#KdL - KIAVE di LETTURA n° 537 |
Vista la programmazione per la giornata stessa, già esistente la settimana scorsa, vedere le derive una volta passata la Liberazione non sorprende, tutt'altro. Ma non solo quelle. Siamo infatti andati oltre e passati anche alle richieste. La "non divisività" come se ci fosse qualcosa di più comune e NON divisivo della liberazione e della successiva libertà per tutti. Di più. La pacificazione. Questo chiede il presidente del Senato. Una sorta di amnistia/condono visto da chi arriva e da quel che ha sempre dimostrato di pensare.
Lo fa dalla commemorazione di Sergio Ramelli, svolta ieri a Milano. Commemorazione nella quale si vedono, sentono e percepiscono tutti elementi che con la pacificazione non hanno niente a che fare. Ma che puzzano clamorosamente di nostalgia del fascismo. Braccia alzate, chiamate al presente, "camerati", cori ed impostazioni di riti e cortei.
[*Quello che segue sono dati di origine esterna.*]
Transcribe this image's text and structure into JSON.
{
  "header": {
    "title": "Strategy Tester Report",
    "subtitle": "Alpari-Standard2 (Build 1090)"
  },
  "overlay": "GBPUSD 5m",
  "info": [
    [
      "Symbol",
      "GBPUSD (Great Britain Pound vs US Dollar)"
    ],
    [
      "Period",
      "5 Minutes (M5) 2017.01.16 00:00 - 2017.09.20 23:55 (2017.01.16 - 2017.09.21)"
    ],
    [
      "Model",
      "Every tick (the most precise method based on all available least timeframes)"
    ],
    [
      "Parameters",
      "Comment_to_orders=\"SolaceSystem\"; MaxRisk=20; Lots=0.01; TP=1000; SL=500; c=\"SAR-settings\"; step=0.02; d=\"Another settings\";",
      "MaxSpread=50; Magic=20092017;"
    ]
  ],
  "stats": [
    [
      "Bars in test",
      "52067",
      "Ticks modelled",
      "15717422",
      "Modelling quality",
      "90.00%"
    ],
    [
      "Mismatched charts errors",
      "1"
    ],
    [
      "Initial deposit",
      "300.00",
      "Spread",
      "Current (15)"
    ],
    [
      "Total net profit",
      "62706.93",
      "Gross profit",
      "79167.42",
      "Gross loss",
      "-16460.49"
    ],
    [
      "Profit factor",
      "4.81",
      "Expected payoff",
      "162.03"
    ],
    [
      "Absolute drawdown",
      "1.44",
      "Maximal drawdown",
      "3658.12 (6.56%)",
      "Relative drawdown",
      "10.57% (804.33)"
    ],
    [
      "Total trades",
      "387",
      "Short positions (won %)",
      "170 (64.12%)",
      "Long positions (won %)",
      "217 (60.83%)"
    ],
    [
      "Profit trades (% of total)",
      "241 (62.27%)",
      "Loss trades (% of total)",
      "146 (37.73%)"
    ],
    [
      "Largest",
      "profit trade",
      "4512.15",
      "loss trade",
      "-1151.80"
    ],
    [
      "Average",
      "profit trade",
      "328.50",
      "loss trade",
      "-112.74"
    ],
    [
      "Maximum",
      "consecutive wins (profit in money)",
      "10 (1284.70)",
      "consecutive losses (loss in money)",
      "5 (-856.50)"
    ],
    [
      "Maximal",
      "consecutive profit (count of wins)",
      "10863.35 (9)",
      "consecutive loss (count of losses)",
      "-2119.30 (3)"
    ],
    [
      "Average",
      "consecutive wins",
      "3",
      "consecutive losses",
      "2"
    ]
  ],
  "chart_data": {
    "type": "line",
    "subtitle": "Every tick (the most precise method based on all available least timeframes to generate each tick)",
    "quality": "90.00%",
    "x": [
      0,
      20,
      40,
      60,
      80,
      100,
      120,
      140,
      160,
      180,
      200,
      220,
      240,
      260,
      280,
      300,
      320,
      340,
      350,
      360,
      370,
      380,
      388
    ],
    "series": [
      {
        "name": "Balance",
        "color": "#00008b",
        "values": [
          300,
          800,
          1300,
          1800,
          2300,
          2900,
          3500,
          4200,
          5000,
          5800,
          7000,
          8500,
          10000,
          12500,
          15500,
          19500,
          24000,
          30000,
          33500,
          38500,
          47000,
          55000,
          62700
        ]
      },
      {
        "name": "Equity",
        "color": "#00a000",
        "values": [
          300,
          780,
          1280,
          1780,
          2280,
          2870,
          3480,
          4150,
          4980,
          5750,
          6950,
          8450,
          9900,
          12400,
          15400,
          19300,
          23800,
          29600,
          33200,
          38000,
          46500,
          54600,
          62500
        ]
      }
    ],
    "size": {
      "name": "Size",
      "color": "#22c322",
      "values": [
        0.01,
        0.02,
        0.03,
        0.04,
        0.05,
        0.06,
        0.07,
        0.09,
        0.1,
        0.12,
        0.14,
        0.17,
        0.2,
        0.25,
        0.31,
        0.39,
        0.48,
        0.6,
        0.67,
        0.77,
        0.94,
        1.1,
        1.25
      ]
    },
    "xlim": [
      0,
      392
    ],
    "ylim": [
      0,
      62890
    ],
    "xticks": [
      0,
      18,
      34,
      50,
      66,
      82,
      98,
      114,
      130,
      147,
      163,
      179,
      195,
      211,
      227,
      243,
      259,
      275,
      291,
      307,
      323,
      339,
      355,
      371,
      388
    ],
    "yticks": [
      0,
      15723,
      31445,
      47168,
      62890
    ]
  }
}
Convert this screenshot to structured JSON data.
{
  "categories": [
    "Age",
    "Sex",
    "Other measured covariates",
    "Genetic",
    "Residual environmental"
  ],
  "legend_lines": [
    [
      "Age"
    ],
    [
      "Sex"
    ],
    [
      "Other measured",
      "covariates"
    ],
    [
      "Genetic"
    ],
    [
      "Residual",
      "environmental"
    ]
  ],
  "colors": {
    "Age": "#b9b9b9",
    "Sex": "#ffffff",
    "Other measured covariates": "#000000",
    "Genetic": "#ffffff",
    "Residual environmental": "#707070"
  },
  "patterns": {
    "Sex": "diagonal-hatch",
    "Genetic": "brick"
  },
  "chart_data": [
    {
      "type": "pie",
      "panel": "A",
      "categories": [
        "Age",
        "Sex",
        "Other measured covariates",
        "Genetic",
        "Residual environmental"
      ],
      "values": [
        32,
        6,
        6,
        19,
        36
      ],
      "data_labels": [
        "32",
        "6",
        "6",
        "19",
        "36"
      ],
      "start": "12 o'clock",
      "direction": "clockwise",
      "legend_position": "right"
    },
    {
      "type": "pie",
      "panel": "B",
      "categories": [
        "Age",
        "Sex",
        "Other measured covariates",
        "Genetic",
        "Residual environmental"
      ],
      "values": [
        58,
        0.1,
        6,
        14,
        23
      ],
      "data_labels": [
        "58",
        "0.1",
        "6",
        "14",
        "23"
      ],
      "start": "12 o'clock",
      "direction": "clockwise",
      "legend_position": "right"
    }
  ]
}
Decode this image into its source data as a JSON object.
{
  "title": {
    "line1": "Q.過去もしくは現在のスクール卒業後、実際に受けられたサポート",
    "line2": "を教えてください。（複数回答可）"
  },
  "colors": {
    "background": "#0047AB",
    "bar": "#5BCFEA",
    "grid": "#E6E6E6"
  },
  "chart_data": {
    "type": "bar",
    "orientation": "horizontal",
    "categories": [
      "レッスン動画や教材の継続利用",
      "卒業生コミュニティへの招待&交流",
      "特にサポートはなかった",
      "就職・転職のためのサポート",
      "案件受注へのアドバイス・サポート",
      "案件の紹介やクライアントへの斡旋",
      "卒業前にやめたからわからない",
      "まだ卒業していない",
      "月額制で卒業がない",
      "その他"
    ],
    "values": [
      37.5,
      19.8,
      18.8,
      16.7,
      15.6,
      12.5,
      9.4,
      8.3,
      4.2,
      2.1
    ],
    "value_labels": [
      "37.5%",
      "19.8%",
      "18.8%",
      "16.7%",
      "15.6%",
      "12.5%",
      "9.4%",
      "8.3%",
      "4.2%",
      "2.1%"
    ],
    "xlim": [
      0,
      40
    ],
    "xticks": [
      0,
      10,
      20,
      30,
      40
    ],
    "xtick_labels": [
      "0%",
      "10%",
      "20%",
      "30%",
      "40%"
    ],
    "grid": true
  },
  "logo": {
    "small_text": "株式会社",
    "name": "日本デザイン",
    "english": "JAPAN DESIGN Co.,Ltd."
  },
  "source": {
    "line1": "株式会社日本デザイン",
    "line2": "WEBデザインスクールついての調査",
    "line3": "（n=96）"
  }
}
Da brividi e da schifo. Non la commemorazione ci mancherebbe. Non la richiesta e la voglia di ricordare un ragazzo ucciso, stra-legittimo. Ma il fatto che le persone "A CUI RACCONTARE" la storia di Ramelli vengono accompagnate nel ricordo anche di altro.
Il contesto in cui avviene buona parte della giornata infatti è quell'orribile salto in un passato fatto di orrori a targa fasciste. Scrivo avviene e non "è avvenuta" perché non è esclusiva della giornata di ieri ma è una triste abitudine che si ripete per l'ennesima volta. Ed alla domanda del perché e del suo pensiero sulla vicenda la seconda carica dello Stato prima ha detto che non rispondeva, poi che con alcune testate non parlava ed infine che chi faceva domande di quel tipo si doveva vergognare.
Non contento ha chiesto a gran voce "pacificazione". Lui. Ripeto lui. Pacificazione dallo scranno più alto della camera più importante del Parlamento e......sotto il busto del suo mito di giovinezza (parola scelta non a caso). Chissà se nel suo lodevole percorso in tal senso il migliore paesaggio da lui previsto è quello di un'adunata fascista come rivisitazione del tempo che fu con cui però, secondo il suo parere, dobbiamo convivere tutti contenti e sereni. Nell'ottica di una pacificazione in cui evidentemente gridare camerata, alzare il braccio e tenderlo in modo orribile in una vera e propria adunata non deve sconvolgere dato che qualche giorno prima altri hanno manifestato il loro "punto di vista" nella giornata della Liberazione. Ennesima conferma del nuovo gioco nazionale "ognuno ha il suo pensiero e tutto si può dire".
Più pacificazione di così. Tanta e tale da rendere ormai possibile tutto. Anche non vergognarsi del grido "camerata" ma rivendicarlo come libera espressione del proprio pensiero. Passaggio completato, da Liberazione a Pacificazione.